Friday, June 23, 2006

Far from the Madding Crowd

Watching a man bump into a woman today as I made my way across a crowded street at lunch I realized for the umpteenth time just how far I had come from New York. The man apologized, the woman accepted the apology and no profanities were exchanged. It was politeness all around. And although I still love and miss New York and its general apathy and lack of consideration for anyone but the supreme self (or the extended self in the case of coupled individuals who actually like their other halves) I realized something else for the umpteenth time - that although I still missed New York I no longer missed my New York ex.

This isn’t necessarily cause and effect but there is correlation. Up until a few weeks ago I would not have been able to think of New York without thinking of T. But now my love for one has nothing to do with the other. T could be happy, sad, coupled, single, cheating, faithful. He could remember me or forget me altogether. It doesn't matter. There are no triggers that bring back memories. No tears. No "How could he do this to me?" that eventually gives way to "How could I let this happen to myself?" Not because the questions weren't important or because you have all the answers but because they have lost their edge.

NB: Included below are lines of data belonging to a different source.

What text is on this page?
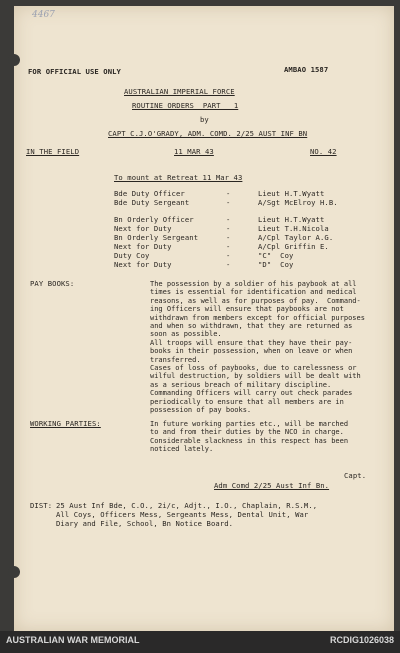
4467
FOR OFFICIAL USE ONLY	AMBAO 1587
AUSTRALIAN IMPERIAL FORCE
ROUTINE ORDERS  PART   1
by
CAPT C.J.O'GRADY, ADM. COMD. 2/25 AUST INF BN
IN THE FIELD	11 MAR 43	NO. 42
To mount at Retreat 11 Mar 43
Bde Duty Officer	-	Lieut H.T.Wyatt
Bde Duty Sergeant	-	A/Sgt McElroy H.B.
Bn Orderly Officer	-	Lieut H.T.Wyatt
Next for Duty	-	Lieut T.H.Nicola
Bn Orderly Sergeant	-	A/Cpl Taylor A.G.
Next for Duty	-	A/Cpl Griffin E.
Duty Coy	-	"C"  Coy
Next for Duty	-	"D"  Coy
PAY BOOKS:	The possession by a soldier of his paybook at all
times is essential for identification and medical
reasons, as well as for purposes of pay.  Command-
ing Officers will ensure that paybooks are not
withdrawn from members except for official purposes
and when so withdrawn, that they are returned as
soon as possible.
All troops will ensure that they have their pay-
books in their possession, when on leave or when
transferred.
Cases of loss of paybooks, due to carelessness or
wilful destruction, by soldiers will be dealt with
as a serious breach of military discipline.
Commanding Officers will carry out check parades
periodically to ensure that all members are in
possession of pay books.
WORKING PARTIES:	In future working parties etc., will be marched
to and from their duties by the NCO in charge.
Considerable slackness in this respect has been
noticed lately.
Capt.
Adm Comd 2/25 Aust Inf Bn.
DIST: 25 Aust Inf Bde, C.O., 2i/c, Adjt., I.O., Chaplain, R.S.M.,
All Coys, Officers Mess, Sergeants Mess, Dental Unit, War
Diary and File, School, Bn Notice Board.
AUSTRALIAN WAR MEMORIAL	RCDIG1026038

What no one tells you about a bad breakup is that afterwards there comes a point where you don’t want anyone anymore. And it’s not like the way you didn’t want someone when you were younger and carefree or the way you might not want someone whom you didn’t love. It goes deeper. It’s something intangible etched in your psyche pushing you away from intimacy. It’s not fear. Not at surface. Maybe if you took a deeper look. But you don’t want to look because you have finally stopped riding the emotional wave and it’s a nice place to be for a change. And because a part of you wonders if the not wanting anyone new is not really a different spin on a familiar feeling, that of wanting someone old.

And then, some time later, you come to another bend in the road where you no longer want to start anything new but not because you still want someone old. You are done with that part. It’s over. And it makes you neither happy nor sad because it’s neither a happy nor a sad realization. It’s just there.

Tuesday, June 20, 2006

In a New York State of Mind

And just when I thought New York had finally faded out of my consciousness and into the majestic mountains that surround me, it's back. The longing.

I wasn't born in NY, it is inarguably not the cleanest, safest or the nicest smelling place in the world and I am not even sure I liked it all the time while I was living there. -- I know I did not like the time I got gum stuck to the bottom of my pants in Times Square. I did not like the time some 6 ft 200 lb guy pushed me out of the way to grab the cab that I had hailed. And I definitely did not like it when after a really long day at work my train got stuck on the tracks due to some mysterious "mechanical problem" for the third time in one week. -- And yet I miss it. What is it about the city? It's like a guy you can't forget except the guy-you-can't-forget does eventually fade from your memory but the city lingers on.

I guess the thing about New York is that you have a sense of belonging that you don't have in other places. Most cities are just places to live while New York can feel like home. And as someone who will never visit her childhood home again because it no longer exists maybe what I really miss is a place to call home. What I have to remember, what I need to remember, is that it's people who make a home, not places.